Since I began blogging, there have inevitably been a number of topics that have occurred more than once, however usually these are topics with a degree of significance. Todays topic, although a matter I have written about in the last week certainly does not fall into that category. As I wrote on Tuesday, David Cameron recently visited a School in Teddington where he told the students about a meeting he had attended to discuss the idea that we should all pay for carrier bags at Supermarkets. I was a bit scornful, not because plastic bags are unimportant, but because the decision to impose a payment for them does not seem to merit the involvement of a Prime Minister at his pay rate of some
£600 a day. However it now appears that Nick Clegg was also at the meeting and it was actually a meeting of the Cabinet, so the cost to you and I must have run into many £1000’s. According to this weekends news the promoter of this big idea was actually Nick who is planning to “announce” the new policy at this weeks Lib Dem conference in Glasgow. He is claiming that the idea was not universally popular and it seems that George Osborne was particularly critical, as it has the perception of being a tax on consumption.
A number of things are rather odd here. If David Cameron was leaking the policy to upstage his deputy Prime Minister, why do so in a classroom full of students rather than the more traditional approach of leaving policy documents on a shared photocopier? Alternatively if the intention was to test out the policy with the public why would the deputy PM suggest that he is the unpopular policy champion?
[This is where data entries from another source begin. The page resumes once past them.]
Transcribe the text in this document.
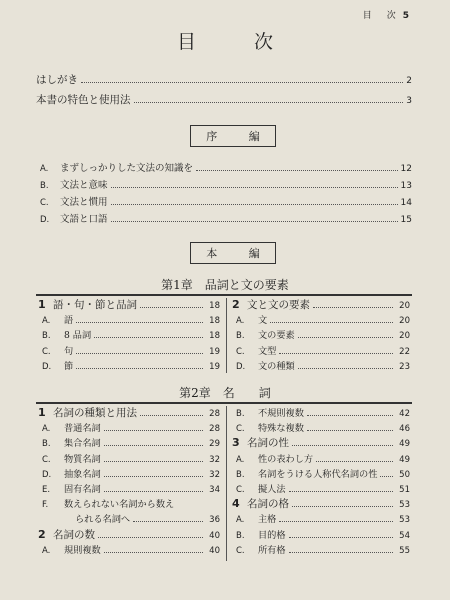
目　次 5
目 次
はしがき	2
本書の特色と使用法	3
序 編
A.	まずしっかりした文法の知識を	12
B.	文法と意味	13
C.	文法と慣用	14
D.	文語と口語	15
本 編
第1章　品詞と文の要素
1 語・句・節と品詞	18
A.	語	18
B.	8 品詞	18
C.	句	19
D.	節	19
2 文と文の要素	20
A.	文	20
B.	文の要素	20
C.	文型	22
D.	文の種類	23
第2章　名　　詞
1 名詞の種類と用法	28
A.	普通名詞	28
B.	集合名詞	29
C.	物質名詞	32
D.	抽象名詞	32
E.	固有名詞	34
F.	数えられない名詞から数え
られる名詞へ	36
2 名詞の数	40
A.	規則複数	40
B.	不規則複数	42
C.	特殊な複数	46
3 名詞の性	49
A.	性の表わし方	49
B.	名詞をうける人称代名詞の性	50
C.	擬人法	51
4 名詞の格	53
A.	主格	53
B.	目的格	54
C.	所有格	55
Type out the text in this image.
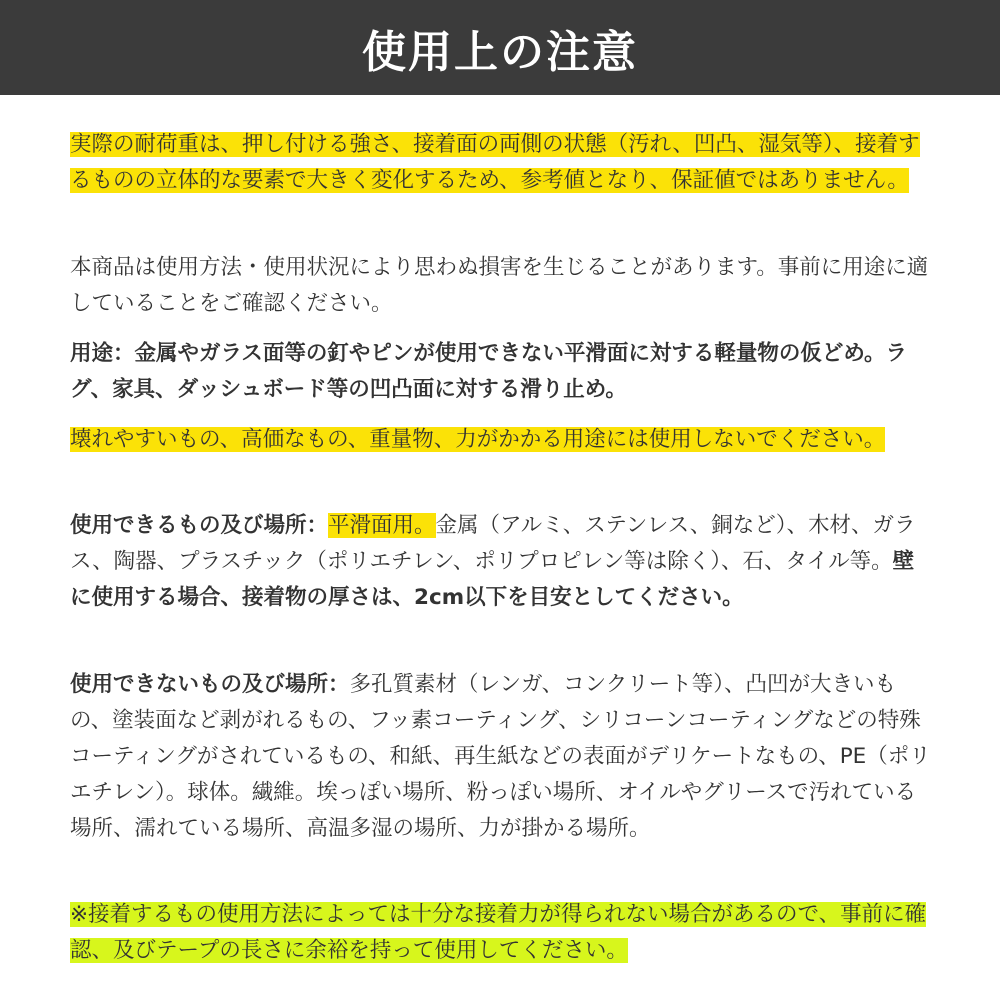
使用上の注意

実際の耐荷重は、押し付ける強さ、接着面の両側の状態（汚れ、凹凸、湿気等）、接着するものの立体的な要素で大きく変化するため、参考値となり、保証値ではありません。

本商品は使用方法・使用状況により思わぬ損害を生じることがあります。事前に用途に適していることをご確認ください。

用途：金属やガラス面等の釘やピンが使用できない平滑面に対する軽量物の仮どめ。ラグ、家具、ダッシュボード等の凹凸面に対する滑り止め。

壊れやすいもの、高価なもの、重量物、力がかかる用途には使用しないでください。

使用できるもの及び場所：平滑面用。金属（アルミ、ステンレス、銅など）、木材、ガラス、陶器、プラスチック（ポリエチレン、ポリプロピレン等は除く）、石、タイル等。壁に使用する場合、接着物の厚さは、2cm以下を目安としてください。

使用できないもの及び場所：多孔質素材（レンガ、コンクリート等）、凸凹が大きいもの、塗装面など剥がれるもの、フッ素コーティング、シリコーンコーティングなどの特殊コーティングがされているもの、和紙、再生紙などの表面がデリケートなもの、PE（ポリエチレン）。球体。繊維。埃っぽい場所、粉っぽい場所、オイルやグリースで汚れている場所、濡れている場所、高温多湿の場所、力が掛かる場所。

※接着するもの使用方法によっては十分な接着力が得られない場合があるので、事前に確認、及びテープの長さに余裕を持って使用してください。
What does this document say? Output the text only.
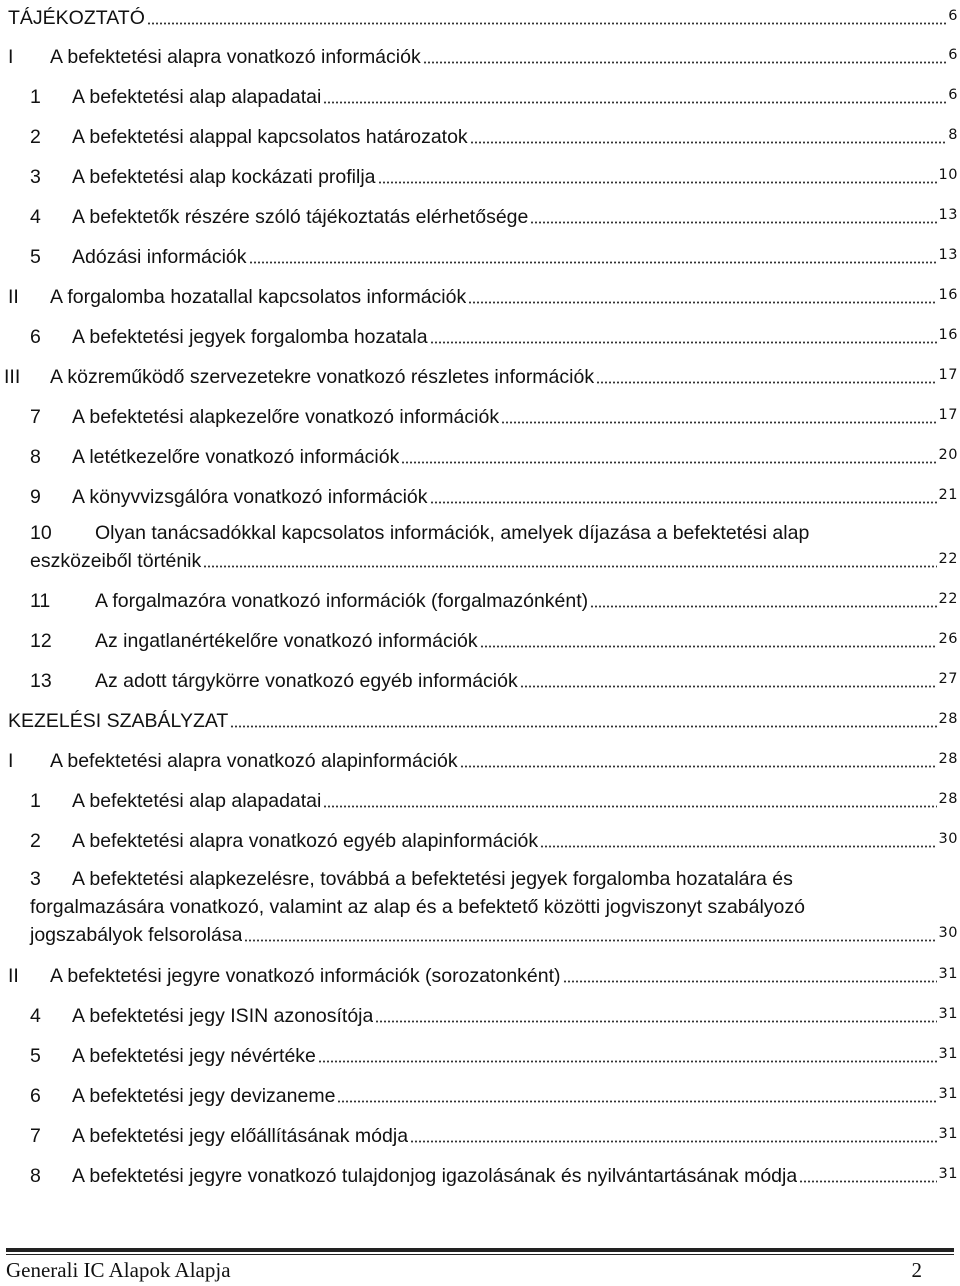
TÁJÉKOZTATÓ	6
I	A befektetési alapra vonatkozó információk	6
1	A befektetési alap alapadatai	6
2	A befektetési alappal kapcsolatos határozatok	8
3	A befektetési alap kockázati profilja	10
4	A befektetők részére szóló tájékoztatás elérhetősége	13
5	Adózási információk	13
II	A forgalomba hozatallal kapcsolatos információk	16
6	A befektetési jegyek forgalomba hozatala	16
III	A közreműködő szervezetekre vonatkozó részletes információk	17
7	A befektetési alapkezelőre vonatkozó információk	17
8	A letétkezelőre vonatkozó információk	20
9	A könyvvizsgálóra vonatkozó információk	21
10 Olyan tanácsadókkal kapcsolatos információk, amelyek díjazása a befektetési alap
eszközeiből történik	22
11	A forgalmazóra vonatkozó információk (forgalmazónként)	22
12	Az ingatlanértékelőre vonatkozó információk	26
13	Az adott tárgykörre vonatkozó egyéb információk	27
KEZELÉSI SZABÁLYZAT	28
I	A befektetési alapra vonatkozó alapinformációk	28
1	A befektetési alap alapadatai	28
2	A befektetési alapra vonatkozó egyéb alapinformációk	30
3 A befektetési alapkezelésre, továbbá a befektetési jegyek forgalomba hozatalára és
forgalmazására vonatkozó, valamint az alap és a befektető közötti jogviszonyt szabályozó
jogszabályok felsorolása	30
II	A befektetési jegyre vonatkozó információk (sorozatonként)	31
4	A befektetési jegy ISIN azonosítója	31
5	A befektetési jegy névértéke	31
6	A befektetési jegy devizaneme	31
7	A befektetési jegy előállításának módja	31
8	A befektetési jegyre vonatkozó tulajdonjog igazolásának és nyilvántartásának módja	31
Generali IC Alapok Alapja	2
In either event why leave the Prime Minister with his fingerprints all over the pre-release or leak. Why would the Liberal Democrats want to make the set piece of their conference, a 5p plastic bag tax? and perhaps most confusing why would the Chancellor who put the VAT rate up to 20% feel that a 5p tax on plastic bags would place either of the coalition partners beyond the pale or suggest that they have gone against their ‘principles’?
I was musing on this last night in our local Sainsbury Supermarket. The shop was packed to the full capacity of its many aisles with students and their parents/carers. As the students
packed their shopping into the bags they did not need to pay for under the watchful gaze of their parental advisers, I wondered how many would be willing to overlook the impact of an earlier Lib Dem policy, knowing that Nick has now turned his attention to the needs of the environment? My guess is they won’t, but only time will tell! Last year as a Police and Crime Commissioner candidate I visited the Lib Dem conference which was held in Brighton. I took part in several events because at that point there was no local Lib Dem PCC candidate and an Independent was more palatable than any of the other party based candidates. Many of the delegates were walking around the building with plastic bags smothered in party logos, stuffed full of leaflets. I wonder if these promotional bags will also cost 5p in the future?